Confira a entrevista. 

IHU On-Line – Como o senhor acompanhou o Concílio Vaticano II?

Walter Altmann – Coincidentemente, iniciei meus estudos teológicos em 1962, ano da abertura do Concílio Vaticano II. Assim, com naturalidade, o acompanhamento de seus trabalhos esteve inserido em meus estudos, não por último pelo grande impacto que a inesperada convocação do Concílio pelo Papa João XXIII já causara. Um de meus trabalhos, ainda como aluno, publicado em revista teológica argentina, foi precisamente sobre a Constituição Dogmática sobre a Igreja (Lumen Gentium). Posteriormente, minha tese de doutorado, defendida na Universidade de Hamburgo, Alemanha, foi sobre o conceito de tradição em Karl Rahner  eminente teólogo católico e perito teológico assessor do Vaticano II. Ocupei-me, então, mais profundamente com a Constituição Dogmática sobre a Revelação Divina (Dei Verbum). Mas o interesse também foi mais geral sobre o Vaticano II, em particular como a Igreja Católica atualizava e renovava sua herança teológica, no espírito do aggiornamento preconizado pelo pontífice.

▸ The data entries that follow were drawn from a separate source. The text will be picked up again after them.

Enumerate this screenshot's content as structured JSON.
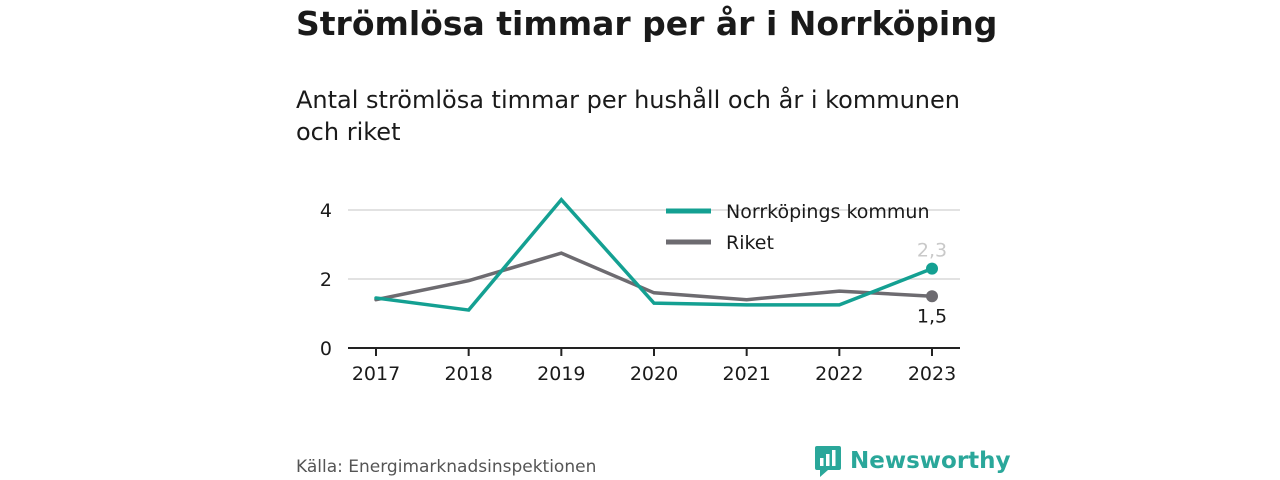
{
  "title": "Strömlösa timmar per år i Norrköping",
  "subtitle": "Antal strömlösa timmar per hushåll och år i kommunen och riket",
  "source": "Källa: Energimarknadsinspektionen",
  "brand": {
    "name": "Newsworthy",
    "icon": "newsworthy-logo-icon",
    "color": "#2aa79a"
  },
  "chart_data": {
    "type": "line",
    "categories": [
      "2017",
      "2018",
      "2019",
      "2020",
      "2021",
      "2022",
      "2023"
    ],
    "ylim": [
      0,
      4.5
    ],
    "yticks": [
      0,
      2,
      4
    ],
    "grid": true,
    "legend_position": "top-right",
    "series": [
      {
        "name": "Norrköpings kommun",
        "color": "#14a092",
        "values": [
          1.45,
          1.1,
          4.3,
          1.3,
          1.25,
          1.25,
          2.3
        ],
        "end_label": "2,3"
      },
      {
        "name": "Riket",
        "color": "#6d6b70",
        "values": [
          1.4,
          1.95,
          2.75,
          1.6,
          1.4,
          1.65,
          1.5
        ],
        "end_label": "1,5"
      }
    ]
  }
}
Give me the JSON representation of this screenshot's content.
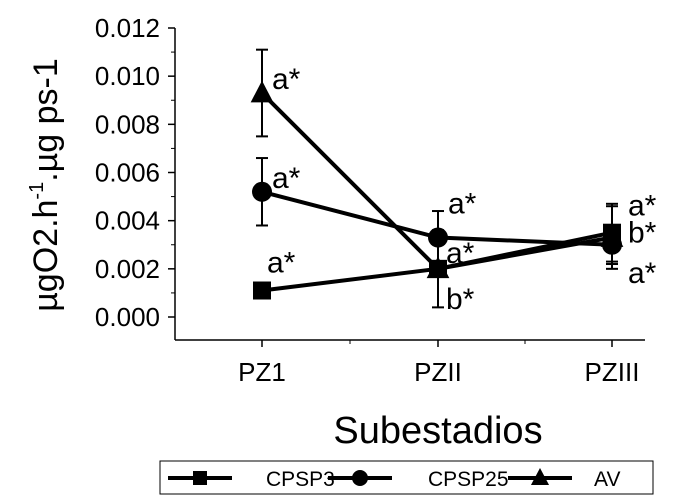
{
  "chart_data": {
    "type": "line",
    "xlabel": "Subestadios",
    "ylabel_main": "µgO2.h",
    "ylabel_sup": "-1",
    "ylabel_tail": ".µg ps-1",
    "categories": [
      "PZ1",
      "PZII",
      "PZIII"
    ],
    "ylim": [
      0,
      0.012
    ],
    "yticks": [
      "0.000",
      "0.002",
      "0.004",
      "0.006",
      "0.008",
      "0.010",
      "0.012"
    ],
    "grid": false,
    "legend_position": "bottom",
    "series": [
      {
        "name": "CPSP3",
        "marker": "square",
        "values": [
          0.0011,
          0.002,
          0.0035
        ],
        "err": [
          0.0001,
          0.0003,
          0.0012
        ],
        "labels": [
          "a*",
          "b*",
          "b*"
        ]
      },
      {
        "name": "CPSP25",
        "marker": "circle",
        "values": [
          0.0052,
          0.0033,
          0.003
        ],
        "err": [
          0.0014,
          0.0011,
          0.0008
        ],
        "labels": [
          "a*",
          "a*",
          "a*"
        ]
      },
      {
        "name": "AV",
        "marker": "triangle",
        "values": [
          0.0093,
          0.002,
          0.0033
        ],
        "err": [
          0.0018,
          0.0016,
          0.0013
        ],
        "labels": [
          "a*",
          "a*",
          "a*"
        ]
      }
    ]
  }
}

IHU On-Line – Em que sentido o Concílio foi um evento ecumênico?

Walter Altmann – Não o foi no sentido de um concílio universal de toda a cristandade, pois, como sabemos, esta se encontra dividida em um grande número de vertentes confessionais. Nesse sentido, um concílio ecumênico ainda é um anelo sem dúvida profundo do movimento ecumênico, cuja realização, porém, ainda não podemos descortinar. O Vaticano II foi um evento ecumênico primeiramente no sentido de reunir os bispos católicos de todo o mundo para deliberação acerca do caminhar da Igreja Católica. Mas ele foi ecumênico, sobretudo, pelo espírito que o permeou. Os debates foram intensos, ocorreram revisões de posicionamentos tradicionais da Igreja Católica, muitas vezes no sentido que já era adotado por outras igrejas desde sempre (por exemplo, a passagem do latim para o vernáculo na celebração da missa). Houve uma significativa valorização da Bíblia e de sua leitura, algo tão caro para a tradição protestante. O Concílio também convidou observadores de outras igrejas (da América Latina participou o teólogo metodista argentino José Míguez Bonino) e revelou de um modo geral uma aguda sensibilidade para as experiências e convicções dos não católicos, fossem de outras igrejas, outras crenças ou pessoas de boa vontade. 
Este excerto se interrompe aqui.